Some business leaders and conservative groups have praised Zeldin's deregulation measures, predicting they would lower the cost of living for all Americans and stimulate energy production. Reuters could not immediately establish if they also explored the environmental impact on minority communities.

Cancer Alley, a nickname that dates to the 1980s, is an 85-mile (137-km) stretch from New Orleans to Baton Rouge that is home to some 150 chemical plants and oil refineries.Multiple studies over the years point to elevated health risks, including one in 2022 that found nearly every census tract in the area ranks in the top 5% nationally for cancer risk.

In 2023, the Biden administration sued Denka, demanding it eliminate the alleged dangers posed by chloroprene emissions. Denka said the lawsuit relied on flawed and outdated data that emerged from studies of mice, while an updated 2021 survey of humans showed no increase in cancer deaths.

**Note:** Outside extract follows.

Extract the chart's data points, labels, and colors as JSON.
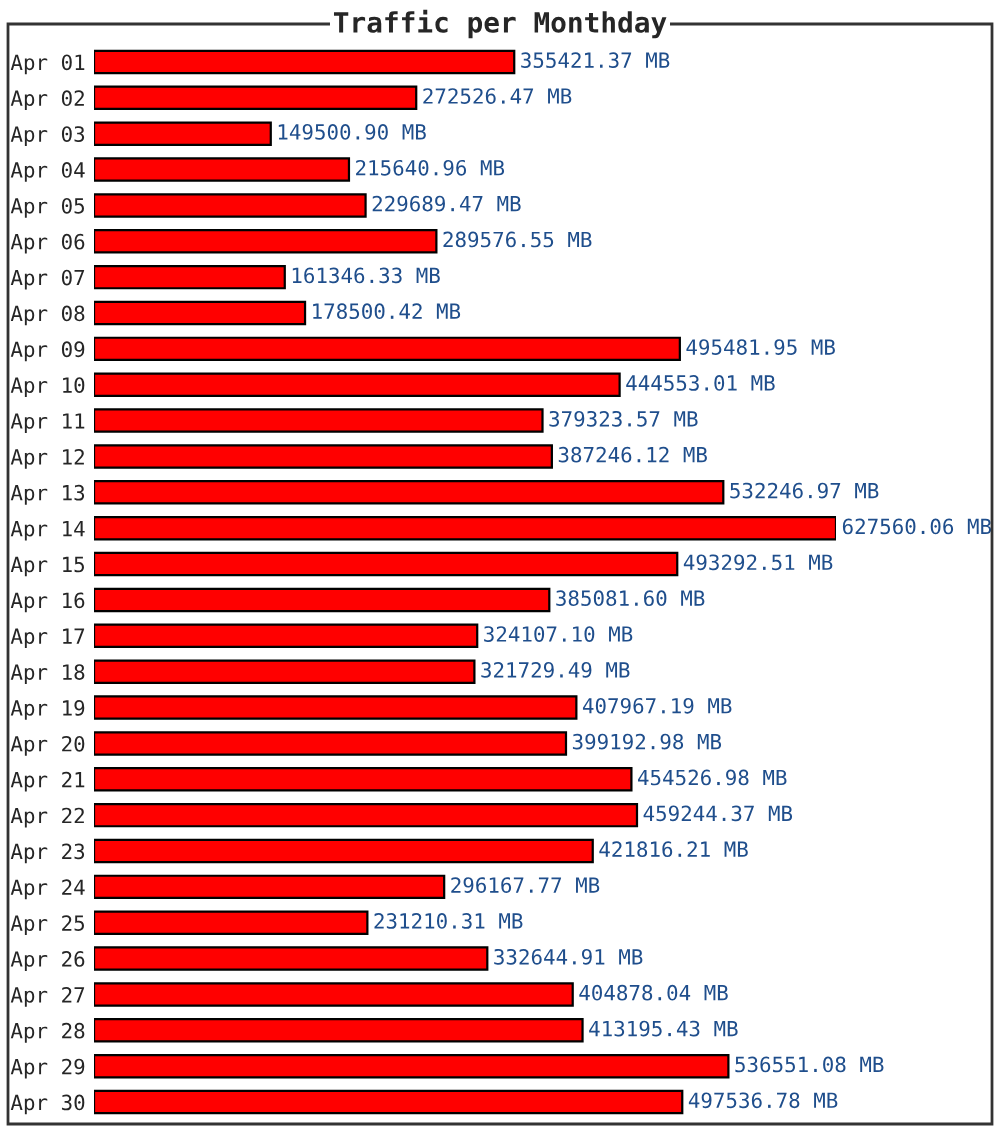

Denka criticized the EPA's reliance on the data that assumed affected people would have to breathe chloroprene emissions 24 hours a day for 70 years. Moreover, Denka said the plant's emissions were reduced 85% after a $35 million upgrade completed in 2018.

"Where is the cancer? I mean, you could just call it Cancer Alley ... but we don't see the increase in cancer," said Jason Hutt, an attorney for Denka and a partner at Bracewell LLP.

One peer-reviewed 2021 study, the only one to examine effects in the surrounding community, found elevated levels of cancer and other maladies for people living closest to the plant. Denka dismissed this field survey, which was prompted by concerns from a community advocacy group and led by the progressive University Network for Human Rights, as "flawed and biased" and cited an EPA assessment that called it "uninformative."

The 2021 field study found 52 cancer cases among people living within 1.5 km of the plant, a prevalence 44% higher than the national level, which would have produced 36 cases.That translates to an additional 16 people, out of a sample of 777, who contracted cancer within the previous 23 years, said Ruhan Nagra, lead author and a law professor at the University of Utah.

Within a second concentric circle extending to a radius from 1.5 to 2.5 km from the plant, cancer rates dropped to virtually even with the national level.

Children in the closer zone also had higher rates of headaches and nosebleeds, and adults reported more chest pain, heart palpitations and breathing difficulty than people in the outer zone, the study said.

Gerard, 70, lives in the inner zone. She said her husband died of kidney cancer in 2018 at age 67. Her grandmother died of lung cancer.

"We had other people," she said, referring to those diagnosed with cancer, which Reuters was unable to independently confirm. "Cousins, and people in the neighbourhood, next door, across the street, down the street - a lot of people."